Adding a new sub-package

If a Phase 1+ surprise reveals a concern that doesn’t fit any of the 5 sub-packages — for example, a serving layer for production deployment or a notebook-only exploratory analysis surface — a superseding ADR adds the new sub-package rather than wedging into utils/.

Consequences

Positive

  • Implied layout becomes load-bearing: prior ADR file-path citations resolve to real paths at Phase 1 entry without amendment.
  • Mirrors eval-toolkit without copying it: reviewer onboarding leverages familiarity.
  • Clean glob targets for invariants: no-emoji scan, source-disjoint scan, frozen-dataclass scan all operate over predictable patterns (src/**/*.py, scripts/**/*.py, etc.).
  • scripts/ vs src/ boundary co-locked: the Q3 coverage floor (ADR-028) operates against the whole repo without per-package strata; the boundary discipline keeps low-value entrypoint tests from leaking into the floor calculation via the upstream-issue-filing escape hatch (per ADR-028 co-lock).

Negative

  • 5-sub-package taxonomy is a guess: if src/scoring/ grows to 8 files (one per reference rung) or src/eval/ grows past calibration + operating points + slice analysis, future ADRs may need to split. Acceptable cost — the supersession pattern handles it.
  • Layout lock is not a hard CI gate at Phase 0 close: the invariant test stub (test_module_layout_taxonomy) is skip-marked until Phase 1 creates the directories. A determined Phase 1 developer could land code in the wrong place; review discipline catches it.
  • data/ directory is reserved but not populated at Phase 0 close; eval-toolkit + HF datasets handle data caching via runpod-deploy patterns per ADR-013.

Limitation

The 5 sub-package boundary is empirically chosen, not derived. Future ADRs may split if a sub-package grows large enough to warrant it. The structure is a starting point, not a final taxonomy.

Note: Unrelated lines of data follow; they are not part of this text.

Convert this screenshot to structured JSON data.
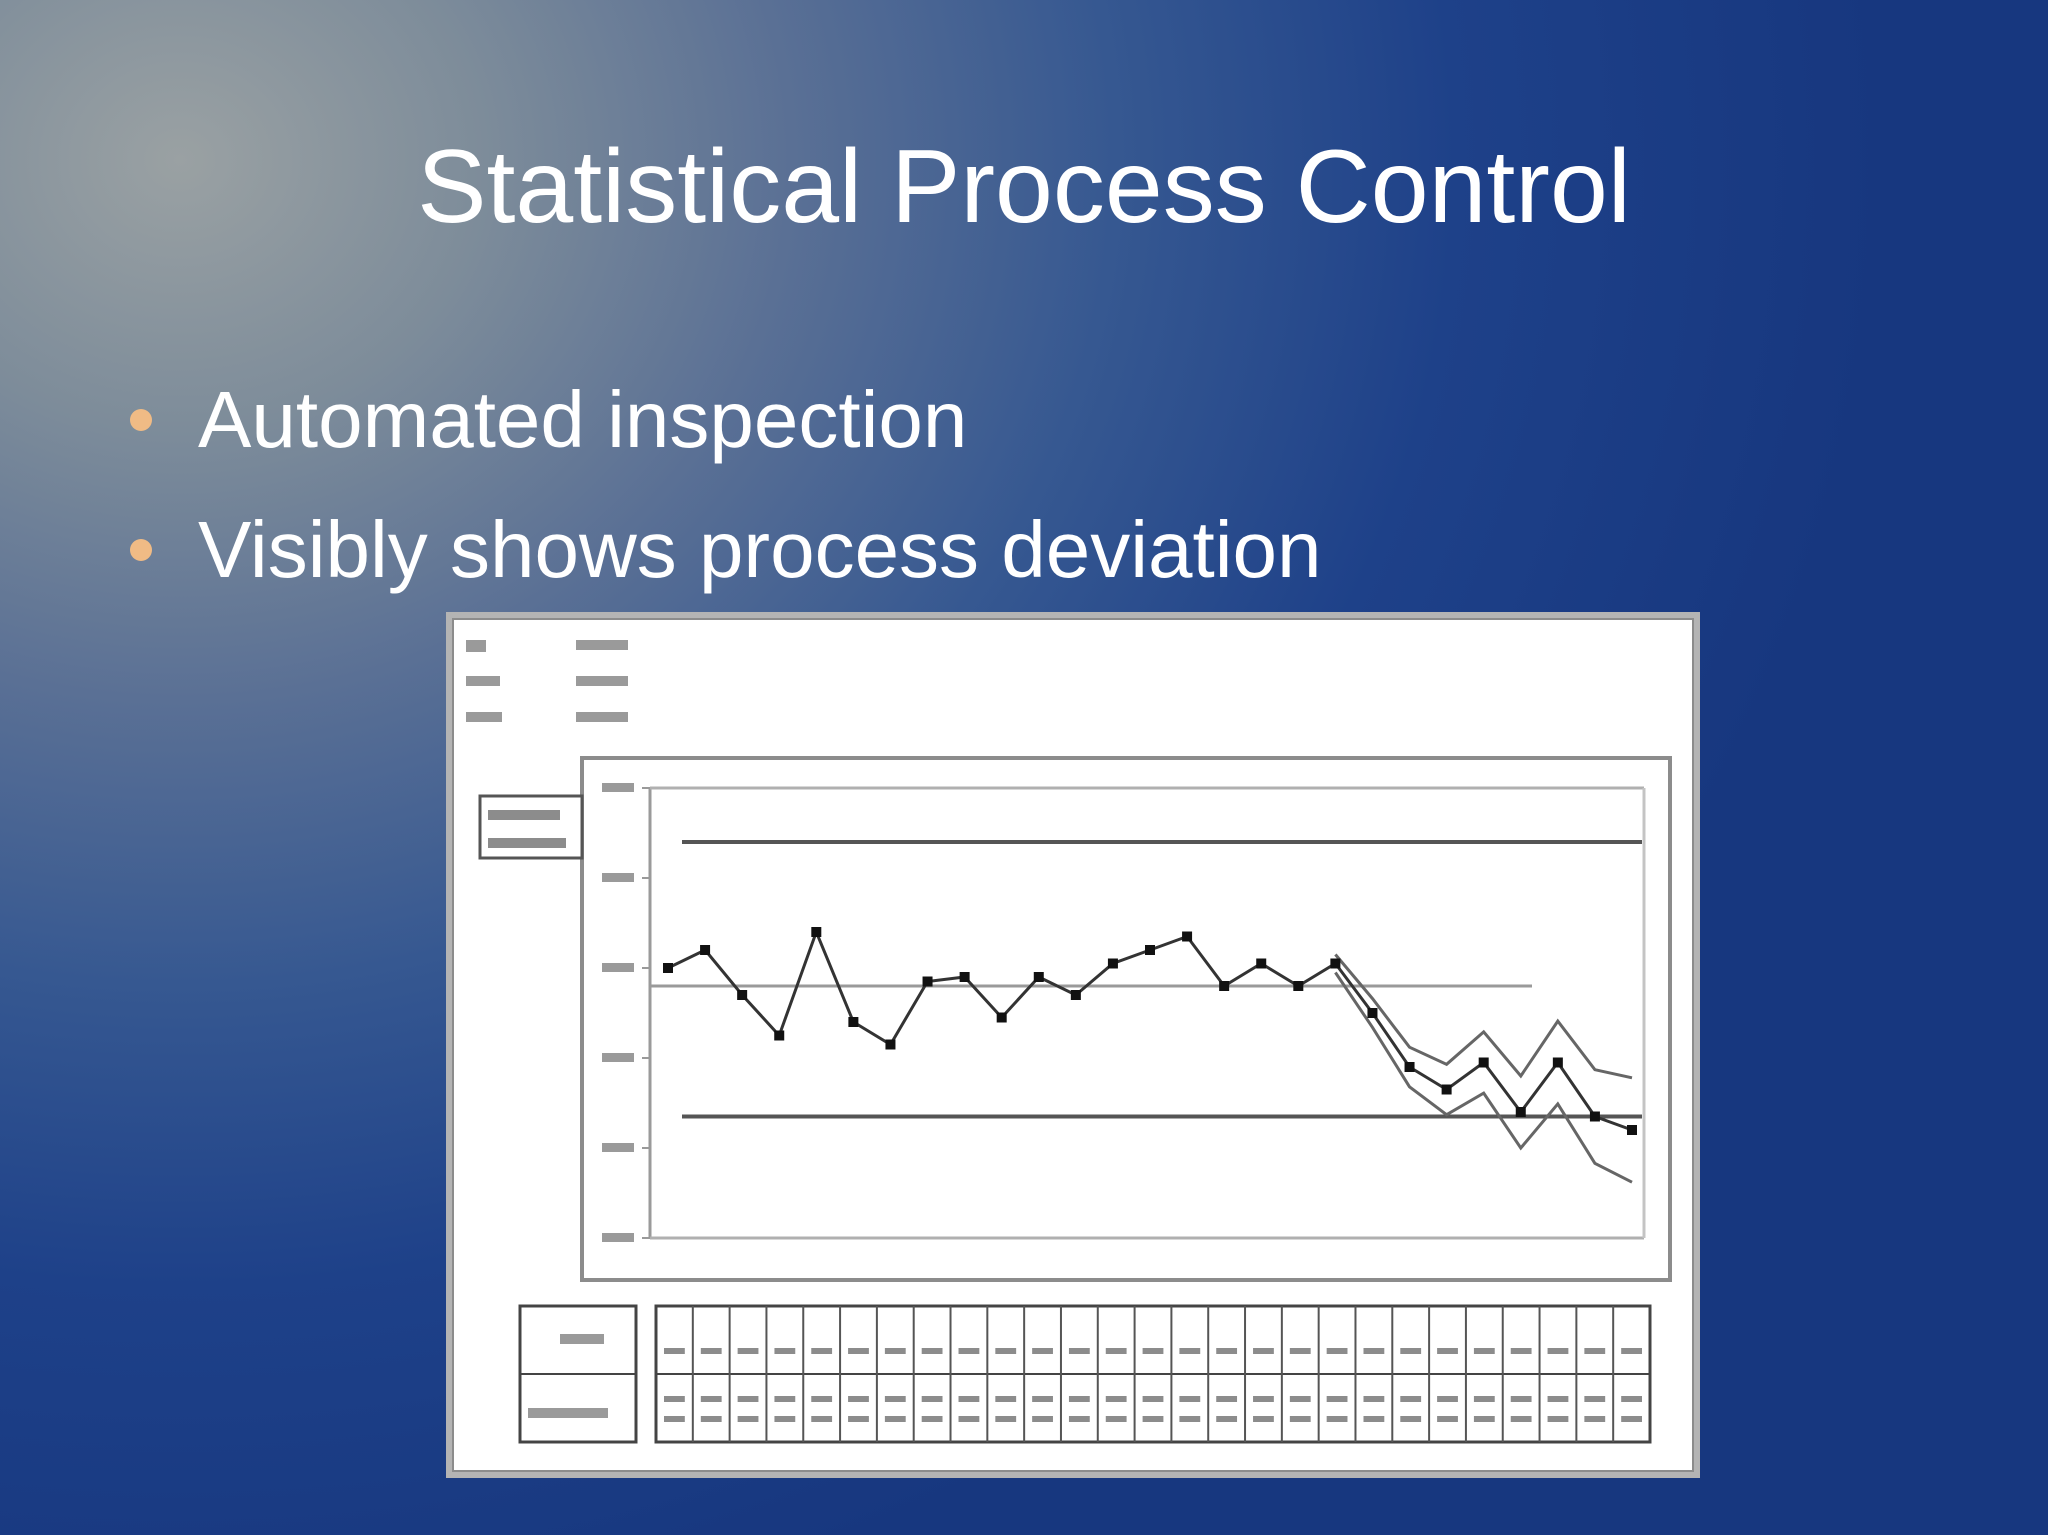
{
  "slide": {
    "title": "Statistical Process Control",
    "bullets": [
      "Automated inspection",
      "Visibly shows process deviation"
    ],
    "bullet_color": "#f0bb85"
  },
  "chart_data": {
    "type": "line",
    "title": "",
    "xlabel": "",
    "ylabel": "",
    "ylim": [
      0,
      500
    ],
    "y_ticks": [
      0,
      100,
      200,
      300,
      400,
      500
    ],
    "series": [
      {
        "values": [
          300,
          320,
          270,
          225,
          340,
          240,
          215,
          285,
          290,
          245,
          290,
          270,
          305,
          320,
          335,
          280,
          305,
          280,
          305,
          250,
          190,
          165,
          195,
          140,
          195,
          135,
          120
        ]
      }
    ],
    "center_line": 280,
    "control_limits": [
      440,
      135
    ],
    "colors": {
      "line": "#333333",
      "limit": "#555555",
      "center": "#9a9a9a",
      "band": "#666666"
    },
    "grid": false,
    "legend": "top-left"
  }
}
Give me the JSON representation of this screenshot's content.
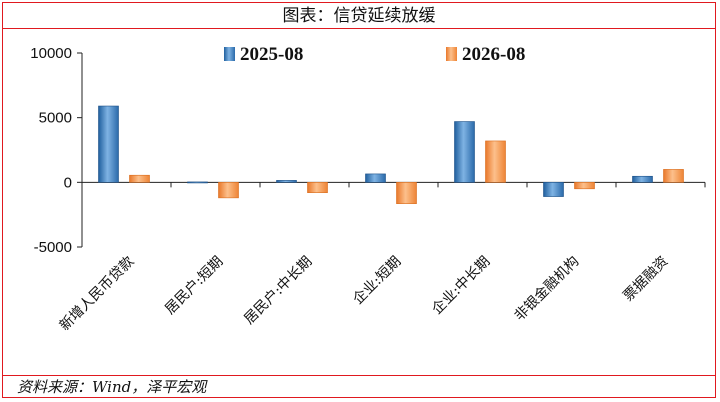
{
  "title": "图表：信贷延续放缓",
  "source": "资料来源：Wind，泽平宏观",
  "chart_data": {
    "type": "bar",
    "categories": [
      "新增人民币贷款",
      "居民户:短期",
      "居民户:中长期",
      "企业:短期",
      "企业:中长期",
      "非银金融机构",
      "票据融资"
    ],
    "series": [
      {
        "name": "2025-08",
        "values": [
          5900,
          30,
          150,
          650,
          4700,
          -1100,
          470
        ],
        "color": "#3a7fc0"
      },
      {
        "name": "2026-08",
        "values": [
          550,
          -1200,
          -800,
          -1650,
          3200,
          -500,
          1000
        ],
        "color": "#f39a4f"
      }
    ],
    "y_ticks": [
      "10000",
      "5000",
      "0",
      "-5000"
    ],
    "ylim": [
      -5000,
      10000
    ],
    "legend": "top"
  }
}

Extension condition for revisit

If scope extends to production deployment (currently out-of-scope per Q2 framing in ADR-027), add src/serving/ for the deployment layer via superseding ADR.

Alternatives considered

  • (A) Flat packages — rejected; doesn’t scale past ~5 modules; conflicts with prior-ADR file paths.
  • (C) Layer-stratified (api/domain/infra) — rejected; doesn’t fit the glue-layer reality where pure-math kernels live upstream in eval-toolkit; domain/ would be thin and infra/ would be most of the repo.